A Polícia Federal (PF) e a Controladoria-Geral da União (CGU) deflagraram uma nova fase da Operação Monã para desarticular um esquema criminoso de fraudes na concessão de benefícios previdenciários destinados a indígenas no sul da Bahia. Segundo as investigações, pessoas sem vínculo com comunidades tradicionais teriam utilizado declarações falsas de pertencimento indígena para obter aposentadorias rurais, salários-maternidade e outros benefícios pagos pelo Instituto Nacional do Seguro Social (INSS). O prejuízo estimado aos cofres públicos pode ultrapassar R$ 100 milhões.

De acordo com a Polícia Federal, o grupo investigado também é suspeito de utilizar os benefícios obtidos de forma irregular para contratar empréstimos consignados, ampliando os danos financeiros provocados pelo esquema. As apurações indicam que a fraude se estruturava por meio da emissão e validação de documentos falsos que atestavam, indevidamente, o pertencimento dos beneficiários a comunidades indígenas.

As investigações apontam que a atuação criminosa teria contado com a participação de agentes públicos. Por determinação da Justiça Federal, dois servidores da Fundação Nacional dos Povos Indígenas (Funai) foram afastados cautelarmente de suas funções durante o andamento das investigações. A medida busca preservar a produção de provas e impedir eventual interferência na apuração dos fatos.

Como funcionava o esquema

Segundo a PF, os investigados utilizavam declarações ideologicamente falsas para comprovar uma condição de segurado especial indígena perante o INSS. Com essa documentação, conseguiam acesso a benefícios previdenciários destinados exclusivamente a integrantes de comunidades tradicionais que exercem atividades enquadradas na legislação previdenciária.

Após a concessão dos benefícios, parte dos investigados ainda contratava empréstimos consignados vinculados aos pagamentos mensais, aumentando o prejuízo suportado pela Previdência Social e pelas instituições financeiras envolvidas.

A Polícia Federal informou que foram cumpridos mandados de busca e apreensão nas cidades de Eunápolis e Porto Seguro, além de outras medidas cautelares autorizadas pela Justiça.
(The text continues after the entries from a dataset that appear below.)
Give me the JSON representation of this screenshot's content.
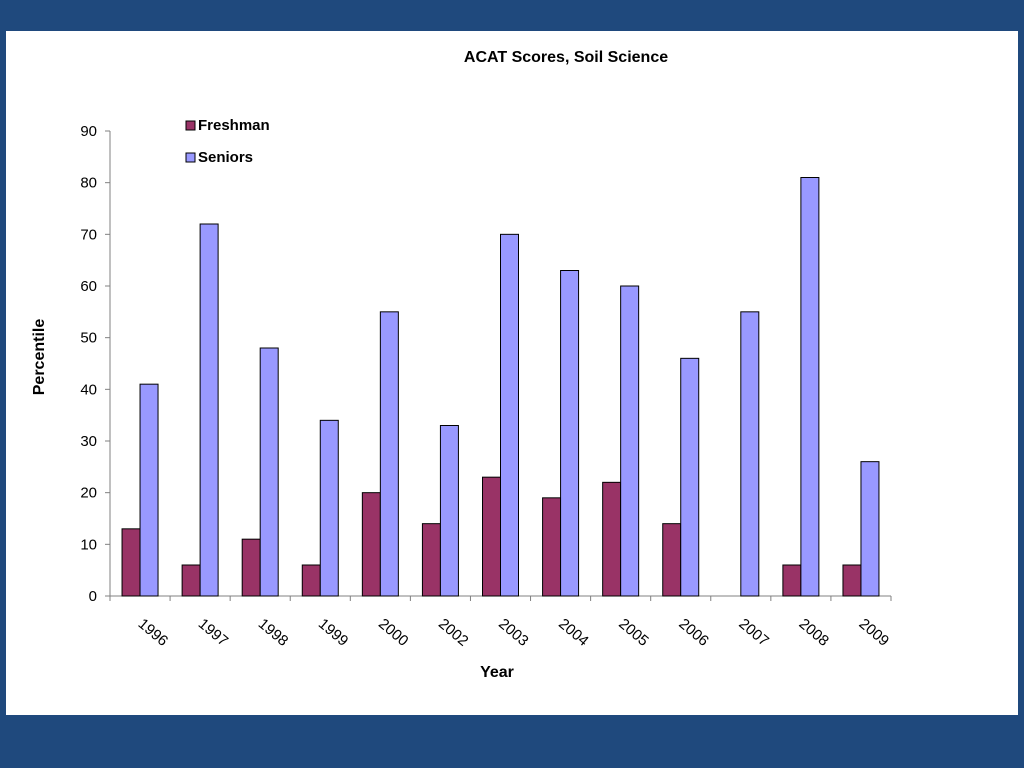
{
  "chart_data": {
    "type": "bar",
    "title": "ACAT Scores, Soil Science",
    "xlabel": "Year",
    "ylabel": "Percentile",
    "categories": [
      "1996",
      "1997",
      "1998",
      "1999",
      "2000",
      "2002",
      "2003",
      "2004",
      "2005",
      "2006",
      "2007",
      "2008",
      "2009"
    ],
    "series": [
      {
        "name": "Freshman",
        "color": "#993366",
        "values": [
          13,
          6,
          11,
          6,
          20,
          14,
          23,
          19,
          22,
          14,
          null,
          6,
          6
        ]
      },
      {
        "name": "Seniors",
        "color": "#9999ff",
        "values": [
          41,
          72,
          48,
          34,
          55,
          33,
          70,
          63,
          60,
          46,
          55,
          81,
          26
        ]
      }
    ],
    "ylim": [
      0,
      90
    ],
    "yticks": [
      0,
      10,
      20,
      30,
      40,
      50,
      60,
      70,
      80,
      90
    ],
    "grid": false,
    "legend_position": "top-left"
  }
}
Documentos, equipamentos eletrônicos e registros financeiros foram recolhidos para aprofundar a investigação.

Investigação busca identificar toda a organização

Além dos beneficiários, a força-tarefa procura identificar todos os integrantes da suposta organização criminosa, incluindo intermediários, responsáveis pela emissão dos documentos e eventuais agentes públicos que tenham facilitado a prática das irregularidades.
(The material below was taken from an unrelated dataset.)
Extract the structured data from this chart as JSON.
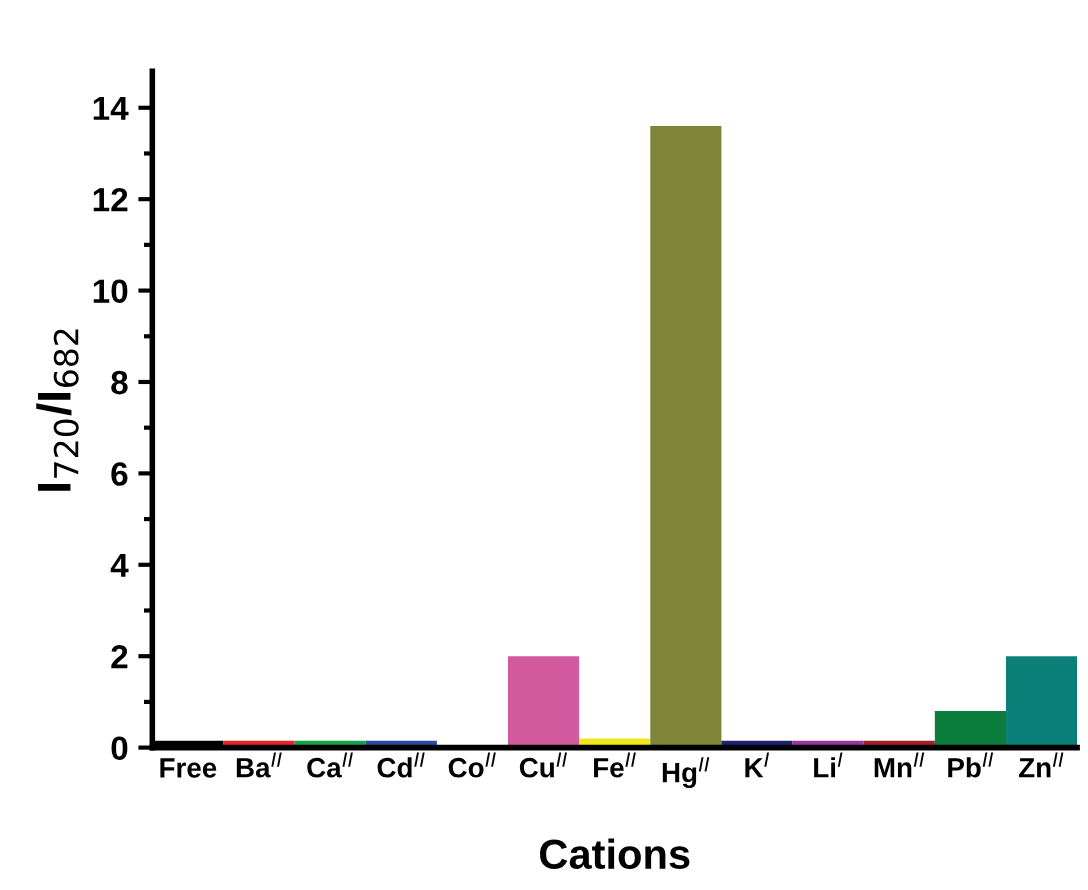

As apurações também pretendem dimensionar a extensão da fraude, identificar outros benefícios eventualmente concedidos de forma irregular e calcular o impacto financeiro efetivo causado ao sistema previdenciário.

Segundo a PF, novas fases da investigação não estão descartadas caso surjam elementos que indiquem a participação de outros envolvidos.

Fraudes contra o INSS continuam no foco das autoridades

A Operação Monã integra um conjunto de ações desenvolvidas pela Polícia Federal e pela Controladoria-Geral da União para combater fraudes previdenciárias em todo o país.

Nos últimos anos, diferentes operações identificaram organizações criminosas especializadas na obtenção irregular de aposentadorias, pensões, benefícios assistenciais e salários-maternidade mediante falsificação documental, uso de identidades falsas e apresentação de informações inverídicas aos órgãos públicos.

Especialistas apontam que esse tipo de crime compromete recursos destinados à população que realmente necessita da proteção previdenciária, além de gerar impactos bilionários sobre as contas públicas.

Crimes investigados

Os investigados poderão responder, conforme a participação individual de cada um, por crimes como estelionato contra a Previdência Social, falsidade ideológica, uso de documento falso, associação criminosa e outros delitos que vierem a ser identificados ao longo da investigação.

Até o momento, a Polícia Federal ressalta que as investigações permanecem em andamento e que ainda não houve julgamento definitivo dos envolvidos. Todos os investigados têm assegurado o direito ao contraditório, à ampla defesa e à presunção de inocência, conforme determina a Constituição Federal.